Quelles sont les priorités pour la fédération ?
La première des priorités, et le Président Séminet l’a souligné à l’Assemblée générale, c’est d’avoir une fédération solide et saine financièrement. Ensuite, c’est le développement, l’augmentation du nombre de licenciés. Certains ont peur en se demandant comment les accueillir. 10 licenciés de plus par club et par an, c’est 18000 licenciés dans 4 ans. C’est 40 licenciés de plus par club. Mais dans la durée cela s’absorbe. Plus de licenciés, c’est aussi plus de parents, plus de ressources. On a beaucoup de clubs à 30-40 licenciés. C’est ceux là qu’il faut développer en priorité, et surtout ne pas les perdre.

Comment voyez-vous le baseball français dans 10 ans ?
Un peu plus de 20 000 licenciés. Des structures qui se seront améliorés. J’ai mis 20 ans à voir le terrain de Rouen se développer. Une ligue haut-niveau performante et indépendante. France Baseball et France Softball qui fonctionnent et performent sur le même modèle. Des équipes nationales séniors qui rivalisent, avec les meilleurs européens.5 à 8 athlètes dans le système professionnel affilié.

Quels sont les bons exemples à suivre ?
Ce n’est pas par patriotisme, mais le Canada devrait être un exemple et un partenaire. Les programmes sont reconnus mondialement. On communique en français ; Tout existe déjà. On ne va quand même pas essayer de réinventer le sport, à vouloir produire des documents ou méthodes qui existent déjà. Prenons exemple, sur ce qui existe, et travaillons sur le terrain.

Avez-vous quelques exemples de développement que vous souhaitez mettre en place ?
Pour développer la pratique il faut adapter les pratiques pour les jeunes ? C’est ce qui se fait au Canada.
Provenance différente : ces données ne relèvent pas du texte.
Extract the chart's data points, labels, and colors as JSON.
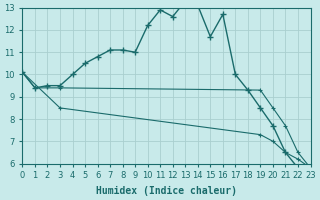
{
  "title": "",
  "xlabel": "Humidex (Indice chaleur)",
  "ylabel": "",
  "background_color": "#c8eaea",
  "grid_color": "#aacfcf",
  "line_color": "#1a6b6b",
  "x_min": 0,
  "x_max": 23,
  "y_min": 6,
  "y_max": 13,
  "series": [
    {
      "x": [
        0,
        1,
        2,
        3,
        4,
        5,
        6,
        7,
        8,
        9,
        10,
        11,
        12,
        13,
        14,
        15,
        16,
        17,
        18,
        19,
        20,
        21,
        22
      ],
      "y": [
        10.1,
        9.4,
        9.5,
        9.5,
        10.0,
        10.5,
        10.8,
        11.1,
        11.1,
        11.0,
        12.2,
        12.9,
        12.6,
        13.3,
        13.1,
        11.7,
        12.7,
        10.0,
        9.3,
        8.5,
        7.7,
        6.5,
        5.8
      ]
    },
    {
      "x": [
        0,
        1,
        3,
        19,
        20,
        21,
        22,
        23
      ],
      "y": [
        10.1,
        9.4,
        9.4,
        9.3,
        8.5,
        7.7,
        6.5,
        5.8
      ]
    },
    {
      "x": [
        0,
        3,
        19,
        20,
        21,
        22,
        23
      ],
      "y": [
        10.1,
        8.5,
        7.3,
        7.0,
        6.5,
        6.2,
        5.8
      ]
    }
  ]
}
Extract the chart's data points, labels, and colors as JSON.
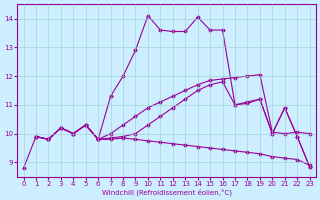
{
  "xlabel": "Windchill (Refroidissement éolien,°C)",
  "background_color": "#cceeff",
  "line_color": "#990099",
  "xlim": [
    -0.5,
    23.5
  ],
  "ylim": [
    8.5,
    14.5
  ],
  "xticks": [
    0,
    1,
    2,
    3,
    4,
    5,
    6,
    7,
    8,
    9,
    10,
    11,
    12,
    13,
    14,
    15,
    16,
    17,
    18,
    19,
    20,
    21,
    22,
    23
  ],
  "yticks": [
    9,
    10,
    11,
    12,
    13,
    14
  ],
  "line1_x": [
    0,
    1,
    2,
    3,
    4,
    5,
    6,
    7,
    8,
    9,
    10,
    11,
    12,
    13,
    14,
    15,
    16,
    17,
    18,
    19,
    20,
    21,
    22,
    23
  ],
  "line1_y": [
    8.8,
    9.9,
    9.8,
    10.2,
    10.0,
    10.3,
    9.8,
    11.3,
    12.0,
    12.9,
    14.1,
    13.6,
    13.55,
    13.55,
    14.05,
    13.6,
    13.6,
    11.0,
    11.05,
    11.2,
    10.0,
    10.9,
    9.9,
    8.85
  ],
  "line2_x": [
    1,
    2,
    3,
    4,
    5,
    6,
    7,
    8,
    9,
    10,
    11,
    12,
    13,
    14,
    15,
    16,
    17,
    18,
    19,
    20,
    21,
    22,
    23
  ],
  "line2_y": [
    9.9,
    9.8,
    10.2,
    10.0,
    10.3,
    9.8,
    9.85,
    9.9,
    10.0,
    10.3,
    10.6,
    10.9,
    11.2,
    11.5,
    11.7,
    11.8,
    11.0,
    11.1,
    11.2,
    10.0,
    10.9,
    9.9,
    8.85
  ],
  "line3_x": [
    1,
    2,
    3,
    4,
    5,
    6,
    7,
    8,
    9,
    10,
    11,
    12,
    13,
    14,
    15,
    16,
    17,
    18,
    19,
    20,
    21,
    22,
    23
  ],
  "line3_y": [
    9.9,
    9.8,
    10.2,
    10.0,
    10.3,
    9.8,
    9.8,
    9.85,
    9.8,
    9.75,
    9.7,
    9.65,
    9.6,
    9.55,
    9.5,
    9.45,
    9.4,
    9.35,
    9.3,
    9.2,
    9.15,
    9.1,
    8.9
  ],
  "line4_x": [
    1,
    2,
    3,
    4,
    5,
    6,
    7,
    8,
    9,
    10,
    11,
    12,
    13,
    14,
    15,
    16,
    17,
    18,
    19,
    20,
    21,
    22,
    23
  ],
  "line4_y": [
    9.9,
    9.8,
    10.2,
    10.0,
    10.3,
    9.8,
    10.0,
    10.3,
    10.6,
    10.9,
    11.1,
    11.3,
    11.5,
    11.7,
    11.85,
    11.9,
    11.95,
    12.0,
    12.05,
    10.05,
    10.0,
    10.05,
    10.0
  ]
}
Osons ! Le baseball à 6 ou à 7, je suis fan. Je vais prochainement me rapprocher des présidents de ligues, des entraineurs, pour faire un état des lieux. Je souhaite qu’il y est des ligues pilotes. Il y a des règles à revoir, simplifions le jeu au départ, car nous avons un manque de culture.

Comment développer notre sport en France ?
Faciliter l’accès la pratique, fidéliser. Etre ouvert, s’adapter à l’évolution du sport et de la société. Le hockey sur glace par exemple autorise les filles à jouer avec les garçons dans toutes les catégories. J’ai fait du baseball 35 ans, et j’ai eu deux claquages à la cuisse. J’ai pratiqué le hockey sur glace douze ans je me suis luxé la clavicule deux fois, fait une commotion cérébrale. Rapprochons nous de ces fédérations aussi. Et communiquons mieux. Communiquons sur les pratiquants, sur les deux sports, sur les clubs de toutes tailles. Organisons des manifestations de masse baseball/softball. Réfléchissons mieux nos calendriers, rendons nos championnats, et évènements des rendez-vous connus et attendus, en terme de dates et de lieux.

Alexandre, votre fils, a signé avec Seattle. Le baseball français peut-il avoir dans le futur d’autres pros ?
Non seulement il peut, mais il doit avoir un futur pro. Nos concurrents ont tous plus de joueurs pros. Les hollandais, les italiens, les tchèques, les allemands ont tous plus de joueurs pros que nous. Ne pas l’intégrer, dans notre filière de haut niveau, n’est pas responsable. Pour chaque joueur qui partira jouer pro, nous formerons un joueur supplémentaire via le système "classique", équipe nationale junior. Plus nous aurons de pros, meilleure sera notre équipe nationale qui doit être la vitrine haut-niveau. Le reste fait partie du développement.